+In the name of the Father and of the Son and of the Holy Spirit. Amen.
This morning we celebrate a principal feast of the Church, which is actually the conflation of two themes we find, however briefly, in this morning’s Gospel. We call this day the Feast of the Holy Name of Jesus, but for those of you who remember a prayerbook prior to 1979, you will perhaps remember the old name of the holiday: the Feast of the Circumcision of Jesus.
Indeed, both happen in this morning’s Gospel and both are of a piece:
And at the end of eight days, when he was circumcised, he was called Jesus, the name given by the angel before he was conceived in the womb.
I suspect the rationale for the name change had something to do with our discomfort for something as seemingly indecent as discussion of circumcision in a church. Even so, it is hard for me to understand why we do not acknowledge both themes in our church calendar. So, for this morning, let us rename the day to include both: The Feast of the Circumcision and of the Holy Name of Jesus.

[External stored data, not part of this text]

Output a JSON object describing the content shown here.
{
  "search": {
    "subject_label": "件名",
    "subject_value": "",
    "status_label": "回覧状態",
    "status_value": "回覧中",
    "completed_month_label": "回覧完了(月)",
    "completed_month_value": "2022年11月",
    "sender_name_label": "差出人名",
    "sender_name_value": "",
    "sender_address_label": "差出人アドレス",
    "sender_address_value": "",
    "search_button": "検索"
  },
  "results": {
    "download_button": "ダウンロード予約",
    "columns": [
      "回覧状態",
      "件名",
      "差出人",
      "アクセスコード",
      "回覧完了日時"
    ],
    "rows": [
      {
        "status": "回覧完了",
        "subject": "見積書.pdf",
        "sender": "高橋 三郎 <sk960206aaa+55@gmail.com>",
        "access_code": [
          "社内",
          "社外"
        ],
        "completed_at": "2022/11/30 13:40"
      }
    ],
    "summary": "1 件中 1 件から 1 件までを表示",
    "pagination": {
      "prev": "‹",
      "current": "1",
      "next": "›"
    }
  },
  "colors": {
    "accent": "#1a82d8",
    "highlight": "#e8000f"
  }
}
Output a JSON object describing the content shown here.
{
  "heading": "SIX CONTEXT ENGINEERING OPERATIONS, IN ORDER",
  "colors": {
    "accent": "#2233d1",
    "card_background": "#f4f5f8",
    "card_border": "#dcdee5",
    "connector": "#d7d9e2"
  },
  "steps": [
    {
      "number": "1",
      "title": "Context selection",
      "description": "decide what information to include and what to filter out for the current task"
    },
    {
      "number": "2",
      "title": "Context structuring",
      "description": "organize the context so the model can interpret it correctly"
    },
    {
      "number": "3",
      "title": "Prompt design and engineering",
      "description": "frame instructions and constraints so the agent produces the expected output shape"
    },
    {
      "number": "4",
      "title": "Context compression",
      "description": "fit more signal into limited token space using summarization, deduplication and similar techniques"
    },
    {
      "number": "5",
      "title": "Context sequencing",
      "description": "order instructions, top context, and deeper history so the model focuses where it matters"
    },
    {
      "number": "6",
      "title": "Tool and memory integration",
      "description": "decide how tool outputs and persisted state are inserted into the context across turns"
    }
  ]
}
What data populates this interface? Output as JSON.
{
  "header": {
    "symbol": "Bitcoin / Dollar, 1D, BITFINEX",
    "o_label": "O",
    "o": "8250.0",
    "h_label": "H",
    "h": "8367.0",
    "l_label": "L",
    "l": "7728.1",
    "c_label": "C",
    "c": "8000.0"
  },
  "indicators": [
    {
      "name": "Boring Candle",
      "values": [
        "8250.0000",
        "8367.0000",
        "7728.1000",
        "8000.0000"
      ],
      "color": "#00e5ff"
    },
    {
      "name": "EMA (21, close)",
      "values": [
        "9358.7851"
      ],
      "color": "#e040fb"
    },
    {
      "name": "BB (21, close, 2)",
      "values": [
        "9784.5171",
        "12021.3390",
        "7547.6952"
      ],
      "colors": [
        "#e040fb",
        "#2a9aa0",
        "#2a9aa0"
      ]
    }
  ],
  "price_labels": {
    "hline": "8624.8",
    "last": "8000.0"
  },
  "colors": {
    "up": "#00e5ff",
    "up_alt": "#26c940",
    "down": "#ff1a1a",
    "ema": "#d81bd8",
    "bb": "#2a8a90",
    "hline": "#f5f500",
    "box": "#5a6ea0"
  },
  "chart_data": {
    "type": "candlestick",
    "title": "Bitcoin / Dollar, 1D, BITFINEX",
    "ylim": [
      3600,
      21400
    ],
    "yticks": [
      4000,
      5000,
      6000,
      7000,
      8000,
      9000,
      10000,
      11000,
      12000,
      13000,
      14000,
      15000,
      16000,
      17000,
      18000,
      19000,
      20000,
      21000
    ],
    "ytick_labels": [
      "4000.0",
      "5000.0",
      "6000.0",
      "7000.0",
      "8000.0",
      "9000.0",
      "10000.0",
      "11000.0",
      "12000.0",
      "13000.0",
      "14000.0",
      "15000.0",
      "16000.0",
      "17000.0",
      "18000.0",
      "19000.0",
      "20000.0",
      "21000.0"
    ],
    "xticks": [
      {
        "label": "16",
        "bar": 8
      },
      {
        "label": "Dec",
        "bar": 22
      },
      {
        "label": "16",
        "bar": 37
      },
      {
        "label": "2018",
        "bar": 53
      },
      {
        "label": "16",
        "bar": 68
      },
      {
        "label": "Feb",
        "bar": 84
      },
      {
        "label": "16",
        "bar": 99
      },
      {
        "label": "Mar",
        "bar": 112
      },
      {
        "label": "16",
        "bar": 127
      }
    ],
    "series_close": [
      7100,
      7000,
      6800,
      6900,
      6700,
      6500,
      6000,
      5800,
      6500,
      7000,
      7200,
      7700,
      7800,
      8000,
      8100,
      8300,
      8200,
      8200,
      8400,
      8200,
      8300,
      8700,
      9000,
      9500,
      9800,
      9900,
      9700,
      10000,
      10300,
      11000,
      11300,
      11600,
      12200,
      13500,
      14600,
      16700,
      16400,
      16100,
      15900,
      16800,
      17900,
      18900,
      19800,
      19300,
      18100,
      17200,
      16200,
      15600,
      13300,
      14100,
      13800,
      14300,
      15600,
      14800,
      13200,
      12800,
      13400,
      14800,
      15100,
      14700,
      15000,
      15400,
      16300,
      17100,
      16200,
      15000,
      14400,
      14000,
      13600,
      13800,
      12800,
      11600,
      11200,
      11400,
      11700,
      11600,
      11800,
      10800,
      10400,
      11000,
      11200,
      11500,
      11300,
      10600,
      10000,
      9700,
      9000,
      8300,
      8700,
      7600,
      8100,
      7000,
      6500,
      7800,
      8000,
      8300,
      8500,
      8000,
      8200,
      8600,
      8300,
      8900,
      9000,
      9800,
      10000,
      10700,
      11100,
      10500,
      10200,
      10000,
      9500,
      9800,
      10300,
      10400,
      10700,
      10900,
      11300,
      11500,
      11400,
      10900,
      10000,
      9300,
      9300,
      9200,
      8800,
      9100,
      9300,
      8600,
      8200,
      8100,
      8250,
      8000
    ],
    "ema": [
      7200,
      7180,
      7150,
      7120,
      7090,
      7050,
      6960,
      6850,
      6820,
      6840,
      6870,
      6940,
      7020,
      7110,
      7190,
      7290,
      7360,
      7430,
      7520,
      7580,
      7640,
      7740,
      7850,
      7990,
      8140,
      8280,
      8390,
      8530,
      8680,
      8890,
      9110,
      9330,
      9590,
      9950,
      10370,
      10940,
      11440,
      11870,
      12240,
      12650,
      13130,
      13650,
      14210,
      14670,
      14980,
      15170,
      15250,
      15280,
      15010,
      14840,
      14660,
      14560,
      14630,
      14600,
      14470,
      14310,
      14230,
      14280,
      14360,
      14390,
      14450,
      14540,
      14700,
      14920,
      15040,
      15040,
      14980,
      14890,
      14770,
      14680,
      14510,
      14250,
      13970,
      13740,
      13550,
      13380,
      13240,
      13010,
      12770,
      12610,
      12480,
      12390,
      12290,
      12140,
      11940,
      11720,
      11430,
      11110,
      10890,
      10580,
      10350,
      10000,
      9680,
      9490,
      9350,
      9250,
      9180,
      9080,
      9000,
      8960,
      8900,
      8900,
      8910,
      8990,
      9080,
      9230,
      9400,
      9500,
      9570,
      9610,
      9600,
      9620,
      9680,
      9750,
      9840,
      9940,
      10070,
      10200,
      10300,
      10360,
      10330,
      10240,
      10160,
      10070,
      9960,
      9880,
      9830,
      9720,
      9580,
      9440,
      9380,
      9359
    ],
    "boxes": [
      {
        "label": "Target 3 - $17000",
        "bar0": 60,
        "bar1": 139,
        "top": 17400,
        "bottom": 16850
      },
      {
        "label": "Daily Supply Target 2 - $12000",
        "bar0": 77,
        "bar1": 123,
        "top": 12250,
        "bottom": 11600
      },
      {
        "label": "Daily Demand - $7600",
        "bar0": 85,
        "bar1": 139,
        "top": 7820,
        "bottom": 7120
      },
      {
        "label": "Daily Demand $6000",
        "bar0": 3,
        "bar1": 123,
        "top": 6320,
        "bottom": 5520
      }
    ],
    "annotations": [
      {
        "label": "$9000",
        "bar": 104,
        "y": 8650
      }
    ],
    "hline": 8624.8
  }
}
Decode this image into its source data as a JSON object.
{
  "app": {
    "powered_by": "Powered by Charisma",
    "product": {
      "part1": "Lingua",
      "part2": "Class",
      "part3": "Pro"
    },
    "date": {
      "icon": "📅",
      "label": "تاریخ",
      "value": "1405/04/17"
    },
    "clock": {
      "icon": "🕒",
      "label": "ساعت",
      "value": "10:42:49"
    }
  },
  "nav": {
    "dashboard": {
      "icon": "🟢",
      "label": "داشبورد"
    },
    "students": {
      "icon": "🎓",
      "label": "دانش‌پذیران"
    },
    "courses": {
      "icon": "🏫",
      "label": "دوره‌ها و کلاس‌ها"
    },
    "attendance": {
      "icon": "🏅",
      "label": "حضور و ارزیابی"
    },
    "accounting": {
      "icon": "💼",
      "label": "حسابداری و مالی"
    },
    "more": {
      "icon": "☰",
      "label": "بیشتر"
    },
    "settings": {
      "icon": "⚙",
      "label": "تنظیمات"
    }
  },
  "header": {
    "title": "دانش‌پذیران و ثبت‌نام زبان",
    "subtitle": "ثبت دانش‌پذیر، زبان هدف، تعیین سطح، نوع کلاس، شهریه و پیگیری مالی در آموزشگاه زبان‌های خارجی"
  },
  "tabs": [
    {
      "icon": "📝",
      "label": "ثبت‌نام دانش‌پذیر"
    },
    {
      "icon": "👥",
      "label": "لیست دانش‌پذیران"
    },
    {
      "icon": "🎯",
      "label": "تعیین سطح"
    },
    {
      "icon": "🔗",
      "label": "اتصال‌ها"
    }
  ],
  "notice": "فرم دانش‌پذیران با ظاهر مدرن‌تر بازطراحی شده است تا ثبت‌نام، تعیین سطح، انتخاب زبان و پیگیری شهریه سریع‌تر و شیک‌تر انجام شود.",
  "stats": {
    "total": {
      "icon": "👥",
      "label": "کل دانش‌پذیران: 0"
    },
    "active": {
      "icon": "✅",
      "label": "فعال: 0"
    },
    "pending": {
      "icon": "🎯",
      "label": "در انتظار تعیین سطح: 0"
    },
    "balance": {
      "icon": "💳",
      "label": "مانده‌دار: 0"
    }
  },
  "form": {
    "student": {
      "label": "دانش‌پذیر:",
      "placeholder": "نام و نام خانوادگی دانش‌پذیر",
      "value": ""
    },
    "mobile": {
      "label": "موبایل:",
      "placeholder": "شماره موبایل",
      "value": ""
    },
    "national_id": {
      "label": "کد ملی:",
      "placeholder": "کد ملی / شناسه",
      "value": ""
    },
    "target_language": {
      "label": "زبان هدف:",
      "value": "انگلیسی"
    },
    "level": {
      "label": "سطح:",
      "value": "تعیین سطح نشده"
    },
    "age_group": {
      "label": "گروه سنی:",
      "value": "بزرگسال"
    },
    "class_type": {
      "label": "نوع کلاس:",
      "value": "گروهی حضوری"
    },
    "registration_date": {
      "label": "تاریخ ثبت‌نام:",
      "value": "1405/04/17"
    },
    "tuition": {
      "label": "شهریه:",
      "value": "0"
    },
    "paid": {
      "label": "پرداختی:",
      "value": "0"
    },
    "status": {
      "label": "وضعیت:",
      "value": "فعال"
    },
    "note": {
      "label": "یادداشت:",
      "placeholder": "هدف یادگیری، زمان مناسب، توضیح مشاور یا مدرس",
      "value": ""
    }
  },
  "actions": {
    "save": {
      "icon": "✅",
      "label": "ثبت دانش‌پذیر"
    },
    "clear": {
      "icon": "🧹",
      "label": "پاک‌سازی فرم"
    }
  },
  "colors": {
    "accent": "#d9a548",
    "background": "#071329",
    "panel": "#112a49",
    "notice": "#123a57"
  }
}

My initial draft of this sermon covered both themes, but it ended up being far too long for those recovering from whatever festivities might have taken place last night, so, let’s focus this morning on the bit that I can say with some confidence will get less attention in pulpits today: namely, the circumcision. From this seemingly passing acknowledgment in Luke’s Gospel that Jesus was indeed circumcised we gain more insight into the person of Jesus than we might expect.
First, and most obviously, we see an affirmation of Jesus’ Judaism. Not only was he circumcised, but it was done on the eighth day, the proper time for a faithful Jewish family to have the rite performed for their child. It is notable that this is found in Luke’s Gospel, often hailed as the most gentile of the Gospels and written by the only New Testament writer who was a gentile himself. This apparently minor fact serves as a powerful rebuke against the purveyors of antisemitism, a backward worldview that has sadly seemed to have increased in recent years–note the recent Kanye West debacle. It should go without saying (though, increasingly, it must be said) that our salvation is founded upon a Covenant which came before us- a Covenant which God gave the children of Israel, just as truly as God gave us the New Covenant.
Secondly, the circumcision reminds us that Jesus is a man. By man I do not mean male (though we also have to assume that bit considering that he was circumcised). I mean that we are reminded that Christ was a human being. If this seems obvious, it is because we live in the twenty-first century rather than in the first. Christ’s humanity was just as hotly contested as His divinity in the early centuries of the Church. Very early in the church’s history (and I would argue even before the Canon of Scripture had been completely composed) there were various heretics (docetists and Gnostics) who denied the orthodox view of Christ’s Incarnation as it would later be defined in the Nicene Creed. The circumcision of Christ reminds us that Jesus wasn’t just some ghosty pretending to be a human, but that He was and is a flesh-and-blood human being. And, as St. Irenaeus reminds us, this is extremely important, because unless Christ were truly human he could not have saved humanity. The Cross would have been nothing more than play-acting if it weren’t for the fact that the body it bore bridged humanity and divinity.
Finally, we see in the circumcision a foreshadowing of Christ’s mission and, in some sense, a commencement of the sacrifice of His life. The Incarnation itself was a sacrifice of the highest caliber, as we are reminded in this morning’s epistle- very God of very God becoming frail and limited by taking on the form of a slave. But in the circumcision we find bloodshed. Forgive my very old-fashioned theology (it is of a sort which would preclude my receiving tenure on many theology faculties, believe it or not), but the atonement which was to be effected on the Cross, the substitution of the perfect man for sinful men through the blood of the everlasting Covenant, begins with the Christ child in St. Joseph’s arms undergoing the rite prescribed. In the arms of the man who would protect Him and His Blessed Mother from the wrath of Herod is the Christ Child given His first taste of the kind of pain which is borne through obedience and which is ultimately salutary.
And so, this day we greet the Christ Child again, but not only as the babe in the manger. We greet Him as an intermediary, an intercessor, a bridge: as the bridge between God’s two great Covenants, as the bridge between Godhood and humanity, and as the bridge between the old life of sin and death and the new life of redemption and Resurrection through his Precious Blood.
+In the name of the Father and of the Son and of the Holy Spirit. Amen.